Comfort she needed sadly, and it could come only from Quisanté himself. For the rest the sense of loneliness was strong upon her, and with it a bitterness that this time in her life should be so different from what it was in the lives of most girls. The superficials were there; friends sent presents and Lady Attlebridge was as particular about the gowns and so forth as though the match had been absolutely to her liking. But there was no sincere congratulation, no sympathy, no envy. Her engagement was a mistake, her marriage a tragedy; that was the verdict; she saw it in every glance and discerned it under every civil speech. The common judgment, the opinion of the group we have lived with, has a force irrespective of its merit; there were times when May sank under the burden of it and almost retreated. Then she was outwardly most contented, took Quisanté everywhere with her, tried (as people said) to thrust him down everybody's throat, even pretended a love which she had expressly denied to the man himself. All this done, she would fly to solitude and there be a victim to her fears, shudder at the risk she had elected to run, and pray for any strange convulsion of events to rescue her.

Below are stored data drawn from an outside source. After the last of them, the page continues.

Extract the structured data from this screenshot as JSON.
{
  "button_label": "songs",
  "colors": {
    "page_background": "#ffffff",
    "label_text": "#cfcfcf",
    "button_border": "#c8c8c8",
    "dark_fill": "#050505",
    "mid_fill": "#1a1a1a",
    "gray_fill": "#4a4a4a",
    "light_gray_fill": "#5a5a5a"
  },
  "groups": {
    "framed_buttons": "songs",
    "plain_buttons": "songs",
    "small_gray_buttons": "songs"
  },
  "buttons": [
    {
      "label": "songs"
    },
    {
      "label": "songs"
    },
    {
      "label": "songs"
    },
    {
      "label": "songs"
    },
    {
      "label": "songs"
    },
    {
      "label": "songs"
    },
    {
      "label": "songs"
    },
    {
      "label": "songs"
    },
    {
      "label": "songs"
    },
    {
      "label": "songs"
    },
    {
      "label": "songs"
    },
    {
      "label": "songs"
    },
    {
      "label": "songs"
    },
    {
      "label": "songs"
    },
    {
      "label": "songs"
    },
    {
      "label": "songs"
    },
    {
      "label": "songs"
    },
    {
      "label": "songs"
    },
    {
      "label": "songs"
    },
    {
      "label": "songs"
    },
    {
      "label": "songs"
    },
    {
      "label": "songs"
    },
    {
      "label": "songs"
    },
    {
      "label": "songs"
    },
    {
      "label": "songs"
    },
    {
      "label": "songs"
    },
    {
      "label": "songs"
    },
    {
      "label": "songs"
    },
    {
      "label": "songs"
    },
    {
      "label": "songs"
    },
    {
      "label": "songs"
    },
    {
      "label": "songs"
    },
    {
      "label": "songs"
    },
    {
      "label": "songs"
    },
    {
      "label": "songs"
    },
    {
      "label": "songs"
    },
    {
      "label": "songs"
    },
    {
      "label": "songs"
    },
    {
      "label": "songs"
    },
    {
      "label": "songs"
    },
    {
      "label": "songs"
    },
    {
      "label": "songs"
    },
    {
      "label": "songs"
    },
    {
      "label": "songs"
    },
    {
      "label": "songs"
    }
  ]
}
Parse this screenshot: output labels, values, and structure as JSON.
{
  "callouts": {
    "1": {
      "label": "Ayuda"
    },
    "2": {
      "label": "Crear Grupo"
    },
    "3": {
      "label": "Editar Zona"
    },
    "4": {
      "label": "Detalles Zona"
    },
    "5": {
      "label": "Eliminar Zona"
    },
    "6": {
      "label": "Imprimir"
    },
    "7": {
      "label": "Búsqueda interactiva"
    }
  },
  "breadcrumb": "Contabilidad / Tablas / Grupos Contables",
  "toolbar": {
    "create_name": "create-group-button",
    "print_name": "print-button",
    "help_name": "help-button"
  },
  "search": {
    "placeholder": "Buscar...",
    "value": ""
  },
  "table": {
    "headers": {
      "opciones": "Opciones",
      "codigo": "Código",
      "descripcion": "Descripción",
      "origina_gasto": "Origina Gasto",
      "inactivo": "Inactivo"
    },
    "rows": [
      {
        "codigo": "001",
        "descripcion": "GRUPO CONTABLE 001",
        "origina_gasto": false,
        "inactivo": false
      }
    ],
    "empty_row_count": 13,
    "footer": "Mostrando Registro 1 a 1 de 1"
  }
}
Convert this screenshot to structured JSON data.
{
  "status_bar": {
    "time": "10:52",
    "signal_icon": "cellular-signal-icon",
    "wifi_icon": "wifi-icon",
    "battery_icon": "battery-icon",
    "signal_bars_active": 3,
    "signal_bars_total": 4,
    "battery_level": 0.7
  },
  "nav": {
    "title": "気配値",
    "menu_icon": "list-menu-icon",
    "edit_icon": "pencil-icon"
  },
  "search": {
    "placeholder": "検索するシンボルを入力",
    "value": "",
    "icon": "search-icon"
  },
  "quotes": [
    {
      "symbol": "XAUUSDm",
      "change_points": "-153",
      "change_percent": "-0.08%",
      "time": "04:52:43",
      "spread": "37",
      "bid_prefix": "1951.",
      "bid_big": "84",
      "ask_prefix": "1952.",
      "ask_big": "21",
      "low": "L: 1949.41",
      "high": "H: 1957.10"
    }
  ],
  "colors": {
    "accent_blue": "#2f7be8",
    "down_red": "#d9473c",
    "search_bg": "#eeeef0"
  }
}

None came; time went on, people settled down to the notion; only to a small circle the matter retained a predominant interest. The rest of the world could not go on talking about it for ever; they had a number of other people's affairs to attend to, and the vagaries of one fanciful young woman could not occupy their important minds for ever. None the less, they turned away with a pleasant sense that they might find good reason for turning back presently; let a year or two of the marriage run, and there might be something to look at again.